Basic enemies fall under a few different styles, with those that are equipped with a weapon and ready to dish out some close-quarters combat, dogs that will charge you in packs, or those that favor magic or ranged attacks. While there is a rhyme and reason to the melee attacks and the various creatures, the ranged foes can often have way too good of aim, especially in one of the barracks outside a specific temple. Hell, there is a guy with a cannon inside a tent that fires it off the split second he can see a pixel of your character. Given you cannot reach many of them apart from spamming your spells, which remember use Skyborn Might, these instances of being hit from off-camera are rage-inducing, especially when you start adding in those that toss out of the golden lotus attacks, and those that cause Despair buildup out of the blue. And, with Bai taking an age to even get up, it’s far too easy to be hit as you get up, something that cannot be avoided.

There are also areas that have mines littered about, making it far more challenging and cheap as you attempt to run away to seek shelter from the ranged enemy. This causes you to be on pins and needles in almost all circumstances, especially with Despair and those mines. Had Despair impaired certain aspects of your combat instead of just instantly killing you, then I’d be fine with dying due to it, but not as a result of simply getting too close to an enemy I cannot see, and seeing Despair just fill up in less time than it takes to consume the item to reduce it, it’s a status debuff that killed me dozens of times without any chance of stopping it fast enough.

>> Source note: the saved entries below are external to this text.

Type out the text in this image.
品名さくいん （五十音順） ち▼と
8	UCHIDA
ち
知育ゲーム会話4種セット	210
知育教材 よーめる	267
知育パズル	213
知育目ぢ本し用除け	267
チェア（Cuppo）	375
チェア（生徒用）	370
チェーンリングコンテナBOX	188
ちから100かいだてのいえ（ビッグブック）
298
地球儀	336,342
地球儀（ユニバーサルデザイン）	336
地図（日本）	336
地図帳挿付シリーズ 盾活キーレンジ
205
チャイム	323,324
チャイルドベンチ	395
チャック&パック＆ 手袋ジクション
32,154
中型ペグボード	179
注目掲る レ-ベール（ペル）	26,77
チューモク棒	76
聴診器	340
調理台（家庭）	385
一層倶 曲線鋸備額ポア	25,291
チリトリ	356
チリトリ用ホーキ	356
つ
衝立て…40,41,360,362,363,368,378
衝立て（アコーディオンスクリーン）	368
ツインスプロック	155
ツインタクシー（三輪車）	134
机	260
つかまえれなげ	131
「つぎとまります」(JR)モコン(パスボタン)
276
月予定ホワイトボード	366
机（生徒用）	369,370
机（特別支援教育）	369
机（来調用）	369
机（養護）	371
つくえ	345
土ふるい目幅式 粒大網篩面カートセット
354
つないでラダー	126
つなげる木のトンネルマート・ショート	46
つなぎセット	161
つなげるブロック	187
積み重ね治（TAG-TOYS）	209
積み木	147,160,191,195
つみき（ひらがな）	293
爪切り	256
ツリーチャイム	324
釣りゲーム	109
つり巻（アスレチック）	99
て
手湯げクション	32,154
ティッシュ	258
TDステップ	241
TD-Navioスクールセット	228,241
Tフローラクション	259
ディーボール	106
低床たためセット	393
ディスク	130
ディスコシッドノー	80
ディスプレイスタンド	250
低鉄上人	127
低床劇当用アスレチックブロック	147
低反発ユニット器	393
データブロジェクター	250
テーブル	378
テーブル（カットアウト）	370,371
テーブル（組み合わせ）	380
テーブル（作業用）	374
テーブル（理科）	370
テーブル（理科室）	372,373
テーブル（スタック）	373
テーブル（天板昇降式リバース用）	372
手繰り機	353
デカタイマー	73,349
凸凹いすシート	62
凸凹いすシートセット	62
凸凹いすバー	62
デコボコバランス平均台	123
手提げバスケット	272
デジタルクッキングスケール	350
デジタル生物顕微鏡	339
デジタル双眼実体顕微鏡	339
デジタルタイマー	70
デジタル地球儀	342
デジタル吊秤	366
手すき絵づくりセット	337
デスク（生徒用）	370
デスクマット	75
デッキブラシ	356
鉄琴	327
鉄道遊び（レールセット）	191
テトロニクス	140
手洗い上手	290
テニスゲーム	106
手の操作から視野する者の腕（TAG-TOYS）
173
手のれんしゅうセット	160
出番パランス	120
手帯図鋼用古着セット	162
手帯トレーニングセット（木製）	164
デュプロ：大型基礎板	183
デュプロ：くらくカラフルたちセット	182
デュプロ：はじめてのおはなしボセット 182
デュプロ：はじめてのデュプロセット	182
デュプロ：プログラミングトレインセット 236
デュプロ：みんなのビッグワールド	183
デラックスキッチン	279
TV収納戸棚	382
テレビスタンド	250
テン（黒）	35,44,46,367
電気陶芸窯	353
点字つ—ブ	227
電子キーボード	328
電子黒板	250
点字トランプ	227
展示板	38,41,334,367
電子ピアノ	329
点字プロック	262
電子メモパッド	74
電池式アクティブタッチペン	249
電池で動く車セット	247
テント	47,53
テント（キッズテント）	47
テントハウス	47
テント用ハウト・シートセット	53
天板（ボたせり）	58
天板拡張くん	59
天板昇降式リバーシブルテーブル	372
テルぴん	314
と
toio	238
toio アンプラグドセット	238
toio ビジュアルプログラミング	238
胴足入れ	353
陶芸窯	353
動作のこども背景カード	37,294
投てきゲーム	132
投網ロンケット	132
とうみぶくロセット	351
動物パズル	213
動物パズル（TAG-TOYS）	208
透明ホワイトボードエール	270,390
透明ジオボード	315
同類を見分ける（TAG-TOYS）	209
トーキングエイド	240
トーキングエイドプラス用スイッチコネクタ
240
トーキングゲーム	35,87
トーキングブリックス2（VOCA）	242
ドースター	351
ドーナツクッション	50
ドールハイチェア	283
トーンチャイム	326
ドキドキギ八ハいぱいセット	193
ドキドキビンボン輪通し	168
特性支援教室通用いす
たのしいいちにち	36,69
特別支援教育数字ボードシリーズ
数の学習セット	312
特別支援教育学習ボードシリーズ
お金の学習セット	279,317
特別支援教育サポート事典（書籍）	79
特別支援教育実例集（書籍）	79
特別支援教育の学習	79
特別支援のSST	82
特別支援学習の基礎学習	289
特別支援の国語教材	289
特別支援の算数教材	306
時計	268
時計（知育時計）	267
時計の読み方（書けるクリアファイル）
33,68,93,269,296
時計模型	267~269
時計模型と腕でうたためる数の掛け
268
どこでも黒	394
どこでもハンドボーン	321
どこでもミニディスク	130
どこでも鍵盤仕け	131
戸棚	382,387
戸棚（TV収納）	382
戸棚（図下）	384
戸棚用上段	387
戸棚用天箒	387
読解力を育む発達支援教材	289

Bosses are the bread and butter of the Soulslike, and Wuchang’s vary in their design, often pulled from Chinese mythology and that of actual history, at least when it comes to the more humanoid foes. Some battles are incredibly hard with skill checks around every corner. During the game, I had about 4 bosses that really set me back a few days. My first wall was a commander that appeared once I drained a lake. This fight taught me how to use my spells effectively and how to take advantage of Skyborn Might. I would then find a wall in several others that could be encountered at different points, meaning I could leave some until later, until I would realize that maybe the way to actually go was actually through the other boss. I will say that some of these fights feel a tad too hard, especially an encounter that saw me take damage every time I struck them for damage. I fully expect some tuning to hit on a day one patch, given the difficulty spikes that waver here. I’m all for challenge, but some felt like a chore of trial and error, and a ton of luck.

With a few performance settings that vary from 30fps to 60fps, the game runs fairly well in most areas. I have a village in the game that dropped the game down to well under 30fps in the 60fps performance mode, as it chugged for several minutes until I left the area. Otherwise, the game ran extremely well. The PS5 Pro can run the game from anywhere between 40fps to 80fps, making it the ideal console platform to play it. Regardless, Leenzee has really benefited from Unreal Engine 5 here as the game is absolutely gorgeous.

Wuchang: Fallen Feathers could have been this studio's Lies of P moment, but much of its design creates unnecessary friction toward the player that can feel off-putting and can leave you scratching your head on where to go next. The mixing of Skyborn Might with its spells and skills is another hurdle in utilizing all the game’s systems in a cohesive manner, making some battles a rinse and repeat of the same skills over and over again. While I certainly enjoyed my time here, despite these issues, Wuchang: Fallen Feathers lacks anything that truly makes it memorable or anything to really make it stand out from a sea of other Soulslikes.

Developer - Leenzee . Publisher - 505 Games. Released - June 24th, 2025. Available On - Xbox Series X/S, PS5, PS5 Pro, Windows. Rated - (M) Blood and Gore, Language, Suggestive Themes, Violence. Platform Reviewed - Xbox Series X/S. Review Access - Review code was provided by the publisher for the purpose of this review.